Applying Hotelling’s rule with a 10% interest rate, the present value of the $40 cost in 10 years is $40/(1.1)^10 = $18.32. This must equal today’s price of the scarce resource minus its marginal cost of extraction (Sinn, 2022).

(a) Under scenario (i), the rancher maximizes MB(h) – MC(h). Setting MB'(h) = MC'(h) yields h* = 3.75 hours.

(b) Under scenario (ii), the rancher maximizes MB(h) since MC(h)=0 for them, so h* = 5 hours.

(c) Socially optimal is where MB'(h) = MC'(h). This yields h* = 5 hours.

(d) The Coase theorem states that if property rights are well-defined and negotiation costs are low, the efficient outcome will be reached regardless of the initial allocation (Coase, 1960). The rancher and farmer could negotiate compensation to graze for the optimal 5 hours.

(e) With a tax t per hour under (ii), the rancher maximizes MB(h) – (MC(h) + t). Setting MB'(h) = MC'(h) + t yields t* = 2.5 per hour for h* = 5.

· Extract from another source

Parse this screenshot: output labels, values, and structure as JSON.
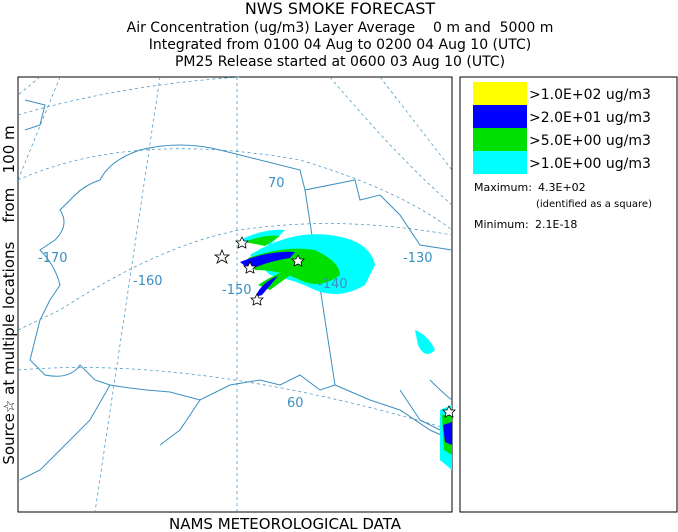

(f) With a subsidy s per hour under (i), the farmer maximizes MB(h) – MC(h) + s. Setting MB'(h) = MC'(h) – s yields s* = 2.5 per hour for h* = 5.

(a) The market equilibrium has MB'(Q) = MC'(Q), or 30 – 3Q = 3Q, so Q* = 5 units of pollution with no regulation.

(b) Welfare = Total Benefit – Total Cost. MB(Q) = 30Q – 1.5Q^2 and MC(Q) = 1.5Q^2. Setting MB'(Q) = MC'(Q) yields Q* = 10, with total welfare of 300 – 75 = 225.

(c) If polluters own the rights, those negatively impacted could pay them not to pollute beyond Q=10 (Coasian solution).

(d) If impacted parties own clean water rights, polluters would have to compensate them to pollute up to Q=10.

(a) Profit = Revenue – Cost. Rev= 20y, Cost = 2y + g(y). Profit max when MR=MC so 20 = 2 + g'(y), so y* = 9.

(b) Social welfare = Revenue – Environmental Cost. Setting MB’=MC’ yields 20 – 2 = 2 + g'(y). If g(y) = 2, g'(y)=0, so y* = 9.

(c) If g(y) = 3y, g'(y)=3, so 20 – 2 = 2 + 3, y* = 5.

(d) A carbon tax t = g'(y*) on each unit would induce the socially optimal production level y* (Fowlie et al., 2016).

References

Coase, R. H. (1960). The problem of social cost. Journal of Law and Economics, 3, 1-44.

Fowlie, M., Goulder, L., Kotchen, M., Borenstein, S., Bushnell, J., Davis, L., … & Wolak, F. (2016). Inefficient Pricing of Energy. BPEA Conference Drafts.

Sinn, H. W. (2022). Resource Economics. MIT Press.

Tsur, Y., & Zemel, A. (2020). The regulation of environmental pollution: an introduction. Oxford Research Encyclopedia of Environmental Science.

van der Ploeg, F., & Rezai, A. (2019). Hotelling and the economics of exhaustible resources: A view from the gulf. Annual Review of Resource Economics, 11, 313-332.